Image by Nikki Muller
Around the country, programs to increase diversity, equity and inclusion (DEI) are under attack. Some 13 states, including Florida, Texas and Iowa, have introduced legislation to close diversity, equity and inclusion offices or ban diversity training.
As a Black, foreign-born scholar who often leads inclusion workshops, I have my own critiques of DEI trainings, which are all too often superficial band-aids applied to gaping wounds. As American colleges and corporations engage in this nationwide conversation around diversity, equity, inclusion, belonging and accessibility, I urge organizations to move away from simplistic, “check-the-box” trainings, and commit to deeper, more empathic conversations that do not reproduce the same zero-sum, “us vs. them” mindset we need to overcome.
Many trainings oversimplify the complex issues of identity, structural racism, and America’s fraught history of discrimination. Often, they lump together all non-white groups, rather than considering how each human being’s individual and intersectional identity contributes to a unique experience, and shapes our collective future. While workplaces face a grandiose parade of diversity and inclusion trainings, we still live in a country where anti-Blackness is so deeply entangled in our social structures that five Black officers—charged with protecting public safety—could beat Tyre Nichols to death. We need approaches to DEI that confront that sort of complexity, rather than simply explaining to white employees how to avoid treating structurally marginalized populations badly—while at the same time convening stereotypes and generalizations about those groups.
Let me give you an example. In graduate school, I remember sitting in a required class which discussed the “poor health outcomes of Black communities.” With no discussion of education, income, or geographic location of communities, the presenter treated Black communities as a monolith, as if we all had one single experience. As a Black woman from Ghana, I felt myself physically tense up when I heard the speaker generalize health outcomes for people who looked like me, without considering contextual factors. I wanted to jump up and shout, “Ummm, not me and my family!”
The more diverse our nation becomes, the more urgently we need to move beyond stereotypes and generalizations to deeply understand the actual, individual experiences of those we work with. For instance, U.S. census data shows growing diversity of the Black immigrant populations. As organizations increasingly employ this growing population, they need to recognize the unique identity-based struggles of the many different human beings they employ. We need to move beyond the status quo, business as usual approach to DEI which reacts to social harms to structurally marginalized populations, rather than creating systems where structurally marginalized populations take space.

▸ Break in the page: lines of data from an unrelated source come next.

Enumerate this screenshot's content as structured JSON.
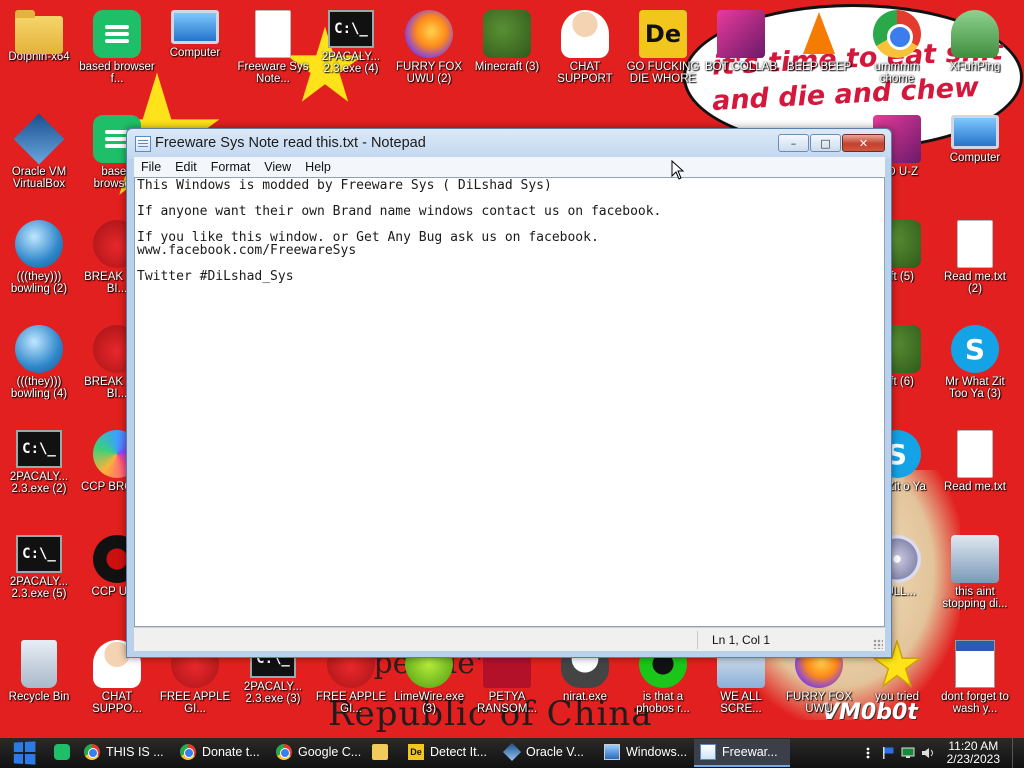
{
  "desktop": {
    "wallpaper": {
      "bubble_line1": "it's time to eat shit",
      "bubble_line2": "and die and chew",
      "caption_top": "mpeople's",
      "caption_bottom": "Republic of China",
      "signature": "VM0b0t"
    },
    "icons": [
      {
        "label": "Dolphin-x64",
        "icon": "folder-icon"
      },
      {
        "label": "based browser f...",
        "icon": "browser-icon"
      },
      {
        "label": "Computer",
        "icon": "computer-icon"
      },
      {
        "label": "Freeware Sys Note...",
        "icon": "text-document-icon"
      },
      {
        "label": "2PACALY... 2.3.exe (4)",
        "icon": "console-icon"
      },
      {
        "label": "FURRY FOX UWU (2)",
        "icon": "firefox-icon"
      },
      {
        "label": "Minecraft (3)",
        "icon": "minecraft-icon"
      },
      {
        "label": "CHAT SUPPORT",
        "icon": "doctor-icon"
      },
      {
        "label": "GO FUCKING DIE WHORE",
        "icon": "de-icon"
      },
      {
        "label": "BOT COLLAB",
        "icon": "monitor-icon"
      },
      {
        "label": "BEEP BEEP",
        "icon": "vlc-icon"
      },
      {
        "label": "ummmm chome",
        "icon": "chrome-icon"
      },
      {
        "label": "XFuhPing",
        "icon": "user-folder-icon"
      },
      {
        "label": "Oracle VM VirtualBox",
        "icon": "virtualbox-icon"
      },
      {
        "label": "based browse...",
        "icon": "browser-icon"
      },
      {
        "label": "UID U-Z",
        "icon": "cpuz-icon"
      },
      {
        "label": "Computer",
        "icon": "computer-icon"
      },
      {
        "label": "(((they))) bowling (2)",
        "icon": "bowling-icon"
      },
      {
        "label": "BREAK BAD BI...",
        "icon": "angry-bird-icon"
      },
      {
        "label": "raft (5)",
        "icon": "minecraft-icon"
      },
      {
        "label": "Read me.txt (2)",
        "icon": "text-document-icon"
      },
      {
        "label": "(((they))) bowling (4)",
        "icon": "bowling-icon"
      },
      {
        "label": "BREAK BAD BI...",
        "icon": "angry-bird-icon"
      },
      {
        "label": "raft (6)",
        "icon": "minecraft-icon"
      },
      {
        "label": "Mr What Zit Too Ya (3)",
        "icon": "skype-icon"
      },
      {
        "label": "2PACALY... 2.3.exe (2)",
        "icon": "console-icon"
      },
      {
        "label": "CCP BROW...",
        "icon": "browser-icon"
      },
      {
        "label": "hat Zit o Ya",
        "icon": "skype-icon"
      },
      {
        "label": "Read me.txt",
        "icon": "text-document-icon"
      },
      {
        "label": "2PACALY... 2.3.exe (5)",
        "icon": "console-icon"
      },
      {
        "label": "CCP UT...",
        "icon": "ccp-icon"
      },
      {
        "label": "BULL...",
        "icon": "disc-icon"
      },
      {
        "label": "this aint stopping di...",
        "icon": "setup-icon"
      },
      {
        "label": "Recycle Bin",
        "icon": "recycle-bin-icon"
      },
      {
        "label": "CHAT SUPPO...",
        "icon": "doctor-icon"
      },
      {
        "label": "FREE APPLE GI...",
        "icon": "apple-icon"
      },
      {
        "label": "2PACALY... 2.3.exe (3)",
        "icon": "console-icon"
      },
      {
        "label": "FREE APPLE GI...",
        "icon": "apple-icon"
      },
      {
        "label": "LimeWire.exe (3)",
        "icon": "limewire-icon"
      },
      {
        "label": "PETYA RANSOM...",
        "icon": "petya-icon"
      },
      {
        "label": "nirat.exe",
        "icon": "skull-icon"
      },
      {
        "label": "is that a phobos r...",
        "icon": "phobos-icon"
      },
      {
        "label": "WE ALL SCRE...",
        "icon": "monitor-icon"
      },
      {
        "label": "FURRY FOX UWU",
        "icon": "firefox-icon"
      },
      {
        "label": "you tried",
        "icon": "star-icon"
      },
      {
        "label": "dont forget to wash y...",
        "icon": "calendar-icon"
      }
    ]
  },
  "notepad": {
    "title": "Freeware Sys Note read this.txt - Notepad",
    "caption": {
      "minimize": "–",
      "maximize": "□",
      "close": "✕"
    },
    "menu": [
      "File",
      "Edit",
      "Format",
      "View",
      "Help"
    ],
    "content_lines": [
      "This Windows is modded by Freeware Sys ( DiLshad Sys)",
      "",
      "If anyone want their own Brand name windows contact us on facebook.",
      "",
      "If you like this window. or Get Any Bug ask us on facebook.",
      "www.facebook.com/FreewareSys",
      "",
      "Twitter #DiLshad_Sys"
    ],
    "status": "Ln 1, Col 1"
  },
  "taskbar": {
    "items": [
      {
        "label": "",
        "icon": "based-browser-icon"
      },
      {
        "label": "THIS IS ...",
        "icon": "chrome-icon"
      },
      {
        "label": "Donate t...",
        "icon": "chrome-icon"
      },
      {
        "label": "Google C...",
        "icon": "chrome-icon"
      },
      {
        "label": "",
        "icon": "folder-icon"
      },
      {
        "label": "Detect It...",
        "icon": "de-icon"
      },
      {
        "label": "Oracle V...",
        "icon": "virtualbox-icon"
      },
      {
        "label": "Windows...",
        "icon": "windows-icon"
      },
      {
        "label": "Freewar...",
        "icon": "notepad-icon"
      }
    ],
    "clock_time": "11:20 AM",
    "clock_date": "2/23/2023"
  },
  "colors": {
    "desktop_red": "#e2201f",
    "taskbar": "#111111",
    "title_gradient_top": "#dce9f7",
    "close_red": "#c3422e"
  }
}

Instead, we need a much deeper approach that invites participants to explore their own identities, tapping into their minds and hearts in order to promote real systemic change. Our organizational trainings should no longer be based around experts telling people what to do, but rather by facilitators drawing out everyone’s stories. Workshops should start by recognizing the intrinsic value of human life and our mutual connection, rather than emphasizing our socially constructed differences. We need trainings where participants don’t just listen to experts lecturing about one-size-fits-all solutions, but where we all tell stories, understand the central role of identity in our experiences, and develop our own practical solutions. Solutions that recognize that meeting people where they are is a key ingredient, especially since the balance of societal power tend to favor socially dominant groups over marginalized groups.
In my own work, I do this by fostering inner work, asking participants to reflect on the history of the place they’re in, to share their own stories and identities. Through sharing stories, we build empathy for each other, and enable voices that are typically silenced to embrace the proverbial taking up of space. From this grounding in empathy, we can better listen to each other and find practical solutions to challenges in our own workplaces.
This human-centered, identity-centered approach reminds all participants that racism hurts every group, a notion that is usually well understood and lived experientially by structurally marginalized groups. It holds us all back from achieving equality. White Americans, like all Americans, depend on the contributions of non-white folks, but racism limits and distorts those contributions. Case in point: I hold an advanced degree. But my cultural identity as a Black foreign-born woman does not guarantee that my accomplishments and contributions will be fully recognized and valued. The American race construct means I must work twice as hard for half as much. All of society suffers in a civilization that holds back contributions and limits potential of valuable human beings. Our identities and experiences, internally and externally constructed, are shaped by race whether we are conscious of it or not. Systems of power, privilege and oppression are fostered through this social construct, resulting in egregious inequalities that hurt everyone. So our efforts for change, too, must also include everyone, empathically exploring how identity shapes society and our collective humanity.
I understand my call for a deeper, more human-centered approach goes against the tide right now. Many conservative lawmakers would rather undermine efforts to bring about racial justice and equality. And yet, at the same time, wide arrays of Americans with all kinds of cultural identities recognize that systems of colonialism and structural racism must be torn down. I therefore urge organizations to break the cycle of ineffective and inappropriate methods to understand and include socially minoritized people, and rather ground DEI efforts in practices and strategies centered on humanity, empathy, and identity.